23) Swan’s Neck Thyme Moss
Scientific name: Mnium hornum
This moss is very commonly found in the United Kingdom and is native to Europe and eastern North America. They're characterized by lush dark green foliage that resembles fern leaves.
They prefer damp woodlands with acidic soil. They're usually ground mosses but they also grow on logs, rocks, tree bases, and along stream banks.
24) Fire Moss
Scientific name: Ceratodon purpureus
These are also known as "redshank moss" and sometimes as "purple forkmoss". It has foliage which varies from yellowish-green to red. They grow well in dry, sandy soil.
They're found all over the world and are commonly found in urban and industrial environments that have been exposed to pollution.
25) Sand Beauty Moss
Scientific name: Racomitrium canescens
The sand beauty moss is also known as "hoary fringe moss". This type is drought tolerant, unlike other moss varieties. They have dull green foliage that turns grayish when dry.
26) Warnstorf’s Peat Moss
Scientific name: Sphagnum warnstorfii
A distinctive feature of this moss is its ability to change color based on the amount of sunlight received.
It has a dark purplish-red hue in the sun whereas it has a greenish hue when grown in the shade. This type prefers mineral-rich habitats.
27) Tousled Treasure Moss
Scientific name: Callicladium haldanianum
This type of moss is also known as beautiful branch moss. It's characterized by its wispy foliage that changes color when exposed to the sun.
This moss type prefers partial shade. They can be used decoratively in rock gardens.

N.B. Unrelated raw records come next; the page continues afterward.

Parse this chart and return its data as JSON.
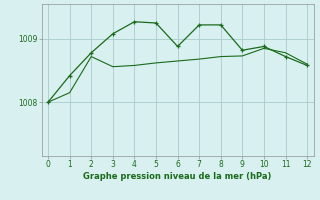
{
  "line1_x": [
    0,
    1,
    2,
    3,
    4,
    5,
    6,
    7,
    8,
    9,
    10,
    11,
    12
  ],
  "line1_y": [
    1008.0,
    1008.42,
    1008.78,
    1009.08,
    1009.27,
    1009.25,
    1008.88,
    1009.22,
    1009.22,
    1008.82,
    1008.88,
    1008.72,
    1008.58
  ],
  "line2_x": [
    0,
    1,
    2,
    3,
    4,
    5,
    6,
    7,
    8,
    9,
    10,
    11,
    12
  ],
  "line2_y": [
    1008.0,
    1008.15,
    1008.72,
    1008.56,
    1008.58,
    1008.62,
    1008.65,
    1008.68,
    1008.72,
    1008.73,
    1008.85,
    1008.78,
    1008.6
  ],
  "line_color": "#1a6b1a",
  "bg_color": "#d8f0f0",
  "grid_color": "#aacccc",
  "xlabel": "Graphe pression niveau de la mer (hPa)",
  "yticks": [
    1008,
    1009
  ],
  "xticks": [
    0,
    1,
    2,
    3,
    4,
    5,
    6,
    7,
    8,
    9,
    10,
    11,
    12
  ],
  "xlim": [
    -0.3,
    12.3
  ],
  "ylim": [
    1007.15,
    1009.55
  ],
  "figsize": [
    3.2,
    2.0
  ],
  "dpi": 100
}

Which Types of Moss Do You Like?
Moss is a highly beneficial plant—it breaks down substrata and releases nutrients into the soil, reduces soil erosion, creates a micro-ecosystem for insects and invertebrates and much more.
Apart from its practical uses, moss is also used decoratively. Moss lawns have become an alternative to grass lawns (even more so than a chamomile lawn) because they consume less water and require less maintenance.
Try your hand at growing this versatile and easy-to-care-for plant. Any of the types of moss will do if you pay attention to their needs.